A regra desse jogo é desarmar alguém que já se supunha desarmado. Claro que existe sempre a possibilidade, o risco de tudo perder. Mas é exatamente este fator que nivela a ação no patamar dos rituais de sacrifício.
As únicas coisas temíveis são a polícia e a morte. Possibilidades que se vislumbram na linha do provável, do acaso, do real.
O transgressor acessa o objeto pela violação. O preço do objeto não é calculado conforme as leis do mercado ou da troca. Este é determinado pelas condições em jogo na sua aquisição.
O que o transgressor busca através de sua ação não é apenas o cometimento de uma infração. A sua conduta simboliza uma falta, trata-se de uma ação simbólica. Porque é a falta do objeto que conta.
Afinal, o que pode acontecer no momento da ação?
“Matar ou morrer. As chances são iguais.”
“Tenho medo de ser pego pela polícia. Ela não quer nem saber, se pega a gente de madrugada mata mesmo.”
Lances de um jogo que se passa na indefinível fronteira do real e do virtual: tudo ou nada pode acontecer. No interior desse extremado realismo reside a ficção de se postar diante do limite último, para dribá-lo no mais absoluto dos desafios. A palavra-chave é quieto, ou seja, não se mova.
Palavra de comando sobre outro feito escravo que em princípio não se deseja morto, mas testemunha muda do desafio que simboliza a metrificação do falo. Por isto diz-se de ação, que ela adquire o estatuto de simbólica. Simboliza alguma coisa ausente-presente naquele instante que a dramatização encobre.
Tal como acontece com o fetichista, a situação se torna cenário-tela do momento preciso em que se pode supor que a mãe possua o falo. O efeito véu que a ação encerra, congela, por segundos, o instante real. Na ação rápida – mágica – a mãe é ficcionada total.
Para além da ação existe a suposição de deter o objeto absoluto que encobre momentaneamente a falta, a angústia que acompanha o horror da castração. O objeto desejado em relação ao outro não é tanto o que ele porta enquanto bens, mas muito mais o seu olhar surpreso-apavorado ante o horror da castração.
Olhar do outro que espelha o olhar de horror do próprio transgressor ante a castração. O gozo desse momento oportuno lança o outro num lugar impotente, desarmado.
A submissão vexatória do outro é apenas uma situação contingente: o que é desejado é o olhar desse outro que testemunha o gozo perfeito. Não é com isso que sonha o transgressor, o crime perfeito, aquele que não deixa vestígios, e, assim ideal, é capaz de arremessar seu autor no auge da glória?

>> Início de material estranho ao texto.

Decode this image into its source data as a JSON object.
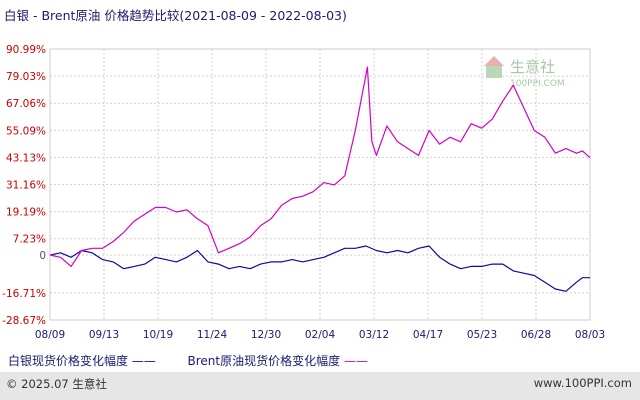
{
  "header": {
    "title": "白银 - Brent原油 价格趋势比较(2021-08-09 - 2022-08-03)"
  },
  "legend": {
    "series1": "白银现货价格变化幅度",
    "series1_line": "——",
    "series2": "Brent原油现货价格变化幅度",
    "series2_line": "——"
  },
  "footer": {
    "copyright": "© 2025.07 生意社",
    "site": "www.100PPI.com"
  },
  "watermark": {
    "name": "生意社",
    "url": "100PPI.COM"
  },
  "colors": {
    "silver": "#0a0a9e",
    "brent": "#d400c4",
    "ylabels": "#cc0000",
    "grid": "#c8c8c8"
  },
  "chart_data": {
    "type": "line",
    "title": "白银 - Brent原油 价格趋势比较(2021-08-09 - 2022-08-03)",
    "xlabel": "",
    "ylabel": "",
    "x_tick_labels": [
      "08/09",
      "09/13",
      "10/19",
      "11/24",
      "12/30",
      "02/04",
      "03/12",
      "04/17",
      "05/23",
      "06/28",
      "08/03"
    ],
    "y_tick_labels": [
      "90.99%",
      "79.03%",
      "67.06%",
      "55.09%",
      "43.13%",
      "31.16%",
      "19.19%",
      "7.23%",
      "0",
      "-16.71%",
      "-28.67%"
    ],
    "y_ticks": [
      90.99,
      79.03,
      67.06,
      55.09,
      43.13,
      31.16,
      19.19,
      7.23,
      0,
      -16.71,
      -28.67
    ],
    "ylim": [
      -28.67,
      90.99
    ],
    "xlim": [
      "2021-08-09",
      "2022-08-03"
    ],
    "grid": true,
    "series": [
      {
        "name": "白银现货价格变化幅度",
        "color": "#0a0a9e",
        "points": [
          [
            "2021-08-09",
            0
          ],
          [
            "2021-08-16",
            1
          ],
          [
            "2021-08-23",
            -1
          ],
          [
            "2021-08-30",
            2
          ],
          [
            "2021-09-06",
            1
          ],
          [
            "2021-09-13",
            -2
          ],
          [
            "2021-09-20",
            -3
          ],
          [
            "2021-09-27",
            -6
          ],
          [
            "2021-10-04",
            -5
          ],
          [
            "2021-10-11",
            -4
          ],
          [
            "2021-10-18",
            -1
          ],
          [
            "2021-10-25",
            -2
          ],
          [
            "2021-11-01",
            -3
          ],
          [
            "2021-11-08",
            -1
          ],
          [
            "2021-11-15",
            2
          ],
          [
            "2021-11-22",
            -3
          ],
          [
            "2021-11-29",
            -4
          ],
          [
            "2021-12-06",
            -6
          ],
          [
            "2021-12-13",
            -5
          ],
          [
            "2021-12-20",
            -6
          ],
          [
            "2021-12-27",
            -4
          ],
          [
            "2022-01-03",
            -3
          ],
          [
            "2022-01-10",
            -3
          ],
          [
            "2022-01-17",
            -2
          ],
          [
            "2022-01-24",
            -3
          ],
          [
            "2022-01-31",
            -2
          ],
          [
            "2022-02-07",
            -1
          ],
          [
            "2022-02-14",
            1
          ],
          [
            "2022-02-21",
            3
          ],
          [
            "2022-02-28",
            3
          ],
          [
            "2022-03-07",
            4
          ],
          [
            "2022-03-14",
            2
          ],
          [
            "2022-03-21",
            1
          ],
          [
            "2022-03-28",
            2
          ],
          [
            "2022-04-04",
            1
          ],
          [
            "2022-04-11",
            3
          ],
          [
            "2022-04-18",
            4
          ],
          [
            "2022-04-25",
            -1
          ],
          [
            "2022-05-02",
            -4
          ],
          [
            "2022-05-09",
            -6
          ],
          [
            "2022-05-16",
            -5
          ],
          [
            "2022-05-23",
            -5
          ],
          [
            "2022-05-30",
            -4
          ],
          [
            "2022-06-06",
            -4
          ],
          [
            "2022-06-13",
            -7
          ],
          [
            "2022-06-20",
            -8
          ],
          [
            "2022-06-27",
            -9
          ],
          [
            "2022-07-04",
            -12
          ],
          [
            "2022-07-11",
            -15
          ],
          [
            "2022-07-18",
            -16
          ],
          [
            "2022-07-25",
            -12
          ],
          [
            "2022-07-29",
            -10
          ],
          [
            "2022-08-03",
            -10
          ]
        ]
      },
      {
        "name": "Brent原油现货价格变化幅度",
        "color": "#d400c4",
        "points": [
          [
            "2021-08-09",
            0
          ],
          [
            "2021-08-16",
            -1
          ],
          [
            "2021-08-23",
            -5
          ],
          [
            "2021-08-30",
            2
          ],
          [
            "2021-09-06",
            3
          ],
          [
            "2021-09-13",
            3
          ],
          [
            "2021-09-20",
            6
          ],
          [
            "2021-09-27",
            10
          ],
          [
            "2021-10-04",
            15
          ],
          [
            "2021-10-11",
            18
          ],
          [
            "2021-10-18",
            21
          ],
          [
            "2021-10-25",
            21
          ],
          [
            "2021-11-01",
            19
          ],
          [
            "2021-11-08",
            20
          ],
          [
            "2021-11-15",
            16
          ],
          [
            "2021-11-22",
            13
          ],
          [
            "2021-11-29",
            1
          ],
          [
            "2021-12-06",
            3
          ],
          [
            "2021-12-13",
            5
          ],
          [
            "2021-12-20",
            8
          ],
          [
            "2021-12-27",
            13
          ],
          [
            "2022-01-03",
            16
          ],
          [
            "2022-01-10",
            22
          ],
          [
            "2022-01-17",
            25
          ],
          [
            "2022-01-24",
            26
          ],
          [
            "2022-01-31",
            28
          ],
          [
            "2022-02-07",
            32
          ],
          [
            "2022-02-14",
            31
          ],
          [
            "2022-02-21",
            35
          ],
          [
            "2022-02-28",
            55
          ],
          [
            "2022-03-08",
            83
          ],
          [
            "2022-03-11",
            50
          ],
          [
            "2022-03-14",
            44
          ],
          [
            "2022-03-21",
            57
          ],
          [
            "2022-03-28",
            50
          ],
          [
            "2022-04-04",
            47
          ],
          [
            "2022-04-11",
            44
          ],
          [
            "2022-04-18",
            55
          ],
          [
            "2022-04-25",
            49
          ],
          [
            "2022-05-02",
            52
          ],
          [
            "2022-05-09",
            50
          ],
          [
            "2022-05-16",
            58
          ],
          [
            "2022-05-23",
            56
          ],
          [
            "2022-05-30",
            60
          ],
          [
            "2022-06-06",
            68
          ],
          [
            "2022-06-13",
            75
          ],
          [
            "2022-06-20",
            65
          ],
          [
            "2022-06-27",
            55
          ],
          [
            "2022-07-04",
            52
          ],
          [
            "2022-07-11",
            45
          ],
          [
            "2022-07-18",
            47
          ],
          [
            "2022-07-25",
            45
          ],
          [
            "2022-07-29",
            46
          ],
          [
            "2022-08-03",
            43
          ]
        ]
      }
    ]
  }
}
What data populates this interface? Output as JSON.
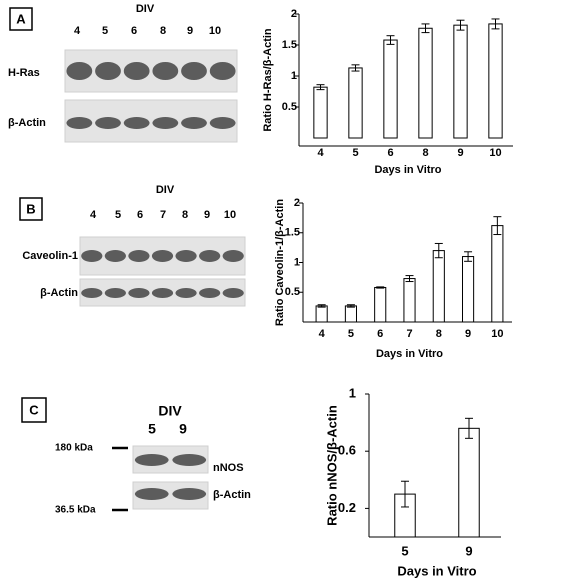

Extraído do artigo O jovem transgressor: suas implicações na ação, de Maruza Bastos, in: Cadernos de Metodologia. Rio de Janeiro. Pontifícia Universidade Católica do Rio de Janeiro. Centro de Teologia e Ciências Humanas. Departamento de Psicologia, v.4/5, 1997/98.

quarta-feira, 2 de julho de 2008

Je e moi

A língua francesa dispõe de duas expressões para designar o pronome da primeira pessoa do singuar: o Je e o moi. O emprego do Je serve para designar o sujeito como condição de possibilidade de uma ação, de um conhecimento ou de um discurso. Lacan chama o Je de sujeito verdadeiro ou sujeito do inconsciente, cuja essência revela o modo de ser da excentricidade; é o sujeito irrefletido: ex-sistant, ex-centrique. Em virtude de sua excentricidade, o Je convida ao desconhecimento.
Utiliza-se moi quando o sujeito se reporta a ele mesmo de maneira reflexiva. Lacan chama o moi de sujeito reflexivo, narcísico ou especular. Reportar-se a si, diz-se refletir. É o que faz Narciso no mito antigo. Ele contempla a água, e não conhecendo o efeito do espelho, tomba amorosamente sobre sua própria imagem. A palavra Nárkissos indica aproximação com; tendo como causa o efeito calmante da flor de narciso. Significa entorpecimento, embotamento.
Estas significações nos ajudam a entender os qualificativos lacanianos do moi, do eu narcísico, que contempla sua imagem especular ou que se identifica no meio dessa imagem. O outro que o moi apreende como ser independente, na verdade é imaginário: o outro dele mesmo. Lacan escreve com letra minúscula esse sujeito dentro do sujeito – a consciência em si.
A essência do moi é a reflexividade, ou seja, ele é para ele mesmo seu próprio objeto. Ele é para ele mesmo uma imagem, configurando, portanto, um objeto que preenche certa função do imaginário. O moi não é mais que um ponto de vista parcial, um erro do Je.
Para Lacan, o lugar verdadeiro do sujeito é onde menos o procuramos, no isso. No inconsciente, incognoscível e inacessível, isso fala.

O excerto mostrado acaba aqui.